Water supply background: The City of Sunnyvale receives its potable water supply from 3 different sources: local groundwater, imported Sacramento Delta water from the Santa Clara Valley Water District (SCVWD), and Hetch Hetchy water from the San Francisco Public Utilities Commission (SFPUC).
- In recent years California has faced water shortages due to several dry years.
- In a semi-arid region like California, water conservation needs to become a way of life and not just something we think about only in times of drought. To help achieve the goal of continued reliable supply of quality water today and in the future, it is important that we use water wisely every single day.
- In recent years water deliveries from the Sacramento Delta have been reduced by court orders in an effort to protect declining fish species.

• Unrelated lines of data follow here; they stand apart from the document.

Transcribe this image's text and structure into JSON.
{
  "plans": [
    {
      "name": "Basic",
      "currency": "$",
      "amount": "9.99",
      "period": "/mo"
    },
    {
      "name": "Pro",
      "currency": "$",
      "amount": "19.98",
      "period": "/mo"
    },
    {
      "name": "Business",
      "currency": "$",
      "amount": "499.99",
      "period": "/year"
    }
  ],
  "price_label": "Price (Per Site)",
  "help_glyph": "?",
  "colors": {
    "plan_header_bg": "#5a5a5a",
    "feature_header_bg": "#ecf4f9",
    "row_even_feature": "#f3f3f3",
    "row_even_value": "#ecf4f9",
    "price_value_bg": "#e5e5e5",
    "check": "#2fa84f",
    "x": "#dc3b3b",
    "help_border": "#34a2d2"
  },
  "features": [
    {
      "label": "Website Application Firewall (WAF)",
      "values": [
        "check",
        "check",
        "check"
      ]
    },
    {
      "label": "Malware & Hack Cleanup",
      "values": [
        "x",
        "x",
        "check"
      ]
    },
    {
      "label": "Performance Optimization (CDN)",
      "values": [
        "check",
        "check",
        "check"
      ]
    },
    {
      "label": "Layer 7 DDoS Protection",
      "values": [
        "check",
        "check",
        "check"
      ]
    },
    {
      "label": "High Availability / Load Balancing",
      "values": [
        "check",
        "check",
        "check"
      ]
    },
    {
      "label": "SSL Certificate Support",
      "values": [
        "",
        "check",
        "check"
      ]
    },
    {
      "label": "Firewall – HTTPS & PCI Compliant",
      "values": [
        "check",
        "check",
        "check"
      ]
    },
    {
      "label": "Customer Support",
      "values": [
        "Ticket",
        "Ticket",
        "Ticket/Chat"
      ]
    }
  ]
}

- The Santa Clara Valley Water District board of directors has called for 20 percent mandatory conservation and the San Francisco Public Utilities Commission has called for 10 percent voluntary conservation.
How Can I Conserve Water?
Here are some simple suggestions to help you get started.The Environmental Protection Agency reports that the average American uses 90 gallons of water a day. Faced now with a dwindling snowpack and lack of rain, city leaders and officials from the Santa Clara Valley Water District are hoping to change the way residents use water. Saving water starts at home, and although voluntary, it's something we all can practice. Without much inconvenience, practicing water conservation can help save hundreds, even thousands of gallons per month. Try to do one thing each day to save water. Don’t worry if the savings are minimal. Every drop counts and every person can make a difference. Even children can help. Ensure that your children are aware of the need to conserve water.